After completing these steps, you can begin running the queries. For help with the query parameters, just run ../bin/squid. The output will be the following,
Welcome to SQUiD!
--- Setup ---
Config server address, port, and API key: ../bin/squid config <address> <port> <api_key>
Pull context from server: ../bin/squid getContext
Generate own context: ../bin/squid genContext
Generate public / secret key: ../bin/squid genKeys
Authorize yourself to the server (by generating key-switching key): ../bin/squid authorize
Get headers: ../bin/squid getHeaders
Get data owner's public key: ../bin/squid getOwnerPublicKey
--- Query ---
Query: ../bin/squid <option> [query_string]
--- Helper ---
Decrypt query results: ../bin/squid decrypt <file>
We have include example data for 10 snps for 6 subjects for chromosome 22.
| Name | Position |
|---|---|
| rs9617549 | 22:10874444 |
| rs577013928 | 22:10874535 |
| rs565082899 | 22:10874551 |
| rs540382744 | 22:10874556 |
| rs573244332 | 22:10874564 |
| rs539162497 | 22:11121568 |
| rs557291239 | 22:11121677 |
| rs569309845 | 22:11121789 |
| rs536692189 | 22:11121839 |
| rs556567876 | 22:11122005 |
This data can be found in a vcf file at ./data/sample.vcf.
We have also included some example phenotype data in ./data/sample.csv.
Running ../bin/PIRAPI will load this vcf and csv into the SQUiD database, where you can experiment on it with by running queries.
Replacing this vcf/csv file or changing in the data that is loaded in ./src/API/controllers/api_v1_Server.cc will allow you to experiment on your own data.
*Note that the parameters used in the demo are small for test purposes only. To use secure parameters, replace the parameter type constants::Test with constants::Large in ./src/API/controllers/api_v1_Server.cc. The demo also does not have similarity queries turned on because it takes some time to load in the comparison polynomial. Changing the boolean parameter after the HE parameters on line 78 in ./src/API/controllers/api_v1_Server.cc to true will allow for similarity queries (Server::Server() : squid(constants::Test, true)).

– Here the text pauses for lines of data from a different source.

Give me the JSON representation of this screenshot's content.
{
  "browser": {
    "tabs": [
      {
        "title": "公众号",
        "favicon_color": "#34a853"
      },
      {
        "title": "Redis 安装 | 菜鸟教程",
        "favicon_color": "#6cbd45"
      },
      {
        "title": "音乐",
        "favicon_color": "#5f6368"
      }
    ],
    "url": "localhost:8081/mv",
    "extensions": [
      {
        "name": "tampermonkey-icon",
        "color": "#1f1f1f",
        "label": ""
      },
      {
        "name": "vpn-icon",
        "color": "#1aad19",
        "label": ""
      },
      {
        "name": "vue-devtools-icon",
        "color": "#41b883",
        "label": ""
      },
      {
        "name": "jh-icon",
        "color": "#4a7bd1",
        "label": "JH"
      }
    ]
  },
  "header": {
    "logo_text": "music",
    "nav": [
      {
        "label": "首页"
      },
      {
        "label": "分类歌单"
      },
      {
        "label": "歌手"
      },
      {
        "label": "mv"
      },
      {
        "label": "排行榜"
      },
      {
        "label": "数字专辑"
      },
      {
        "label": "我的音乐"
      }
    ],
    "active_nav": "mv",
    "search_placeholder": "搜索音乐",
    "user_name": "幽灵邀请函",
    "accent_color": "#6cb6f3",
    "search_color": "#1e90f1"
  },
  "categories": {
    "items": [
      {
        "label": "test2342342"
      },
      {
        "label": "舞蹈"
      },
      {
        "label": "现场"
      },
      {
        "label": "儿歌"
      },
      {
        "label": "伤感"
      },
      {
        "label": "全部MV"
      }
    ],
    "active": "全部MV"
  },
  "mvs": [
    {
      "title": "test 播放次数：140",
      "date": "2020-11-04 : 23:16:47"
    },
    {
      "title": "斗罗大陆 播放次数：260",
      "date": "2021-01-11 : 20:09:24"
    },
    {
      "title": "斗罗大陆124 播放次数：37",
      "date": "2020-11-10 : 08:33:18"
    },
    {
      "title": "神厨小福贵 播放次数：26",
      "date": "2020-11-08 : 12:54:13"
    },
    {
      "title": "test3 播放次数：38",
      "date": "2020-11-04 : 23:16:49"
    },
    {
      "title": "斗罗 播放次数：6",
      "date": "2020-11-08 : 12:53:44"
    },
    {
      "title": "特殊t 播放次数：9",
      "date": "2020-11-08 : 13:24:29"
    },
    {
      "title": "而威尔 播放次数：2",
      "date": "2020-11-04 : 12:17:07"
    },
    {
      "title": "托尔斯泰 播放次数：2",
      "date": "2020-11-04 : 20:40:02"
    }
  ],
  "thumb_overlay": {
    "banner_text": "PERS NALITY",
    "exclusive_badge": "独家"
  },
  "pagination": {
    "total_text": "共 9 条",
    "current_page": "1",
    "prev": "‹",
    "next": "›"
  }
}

Before running any benchmarking scripts, ensure that a disk database has been created. This can be done by running mkdir -p db_disk in the data directory. To generate synthetic or use real data, run ./data_owner_encryptor and either specify a number of rows and columns to generate or pass in a vcf / csv of genotypes and phenotypes.
./data_owner_encryptor --row 1024 --columns 16./data_owner_encryptor --vcf sample.vcf --csv sample.csv
To run our benchmarking scripts, run make bench followed by ../bin/bench to run the main benchmarking scripts for timings and communication required for all queries.
To run our secondary benchmarking script, run make misc followed by ../bin/misc for all timings for database updates, key-switching, and database encryption.
SQUiD utilizes the comparator from this repository which is an implementation of this paper by Ilia Iliashenko and Vincent Zucca.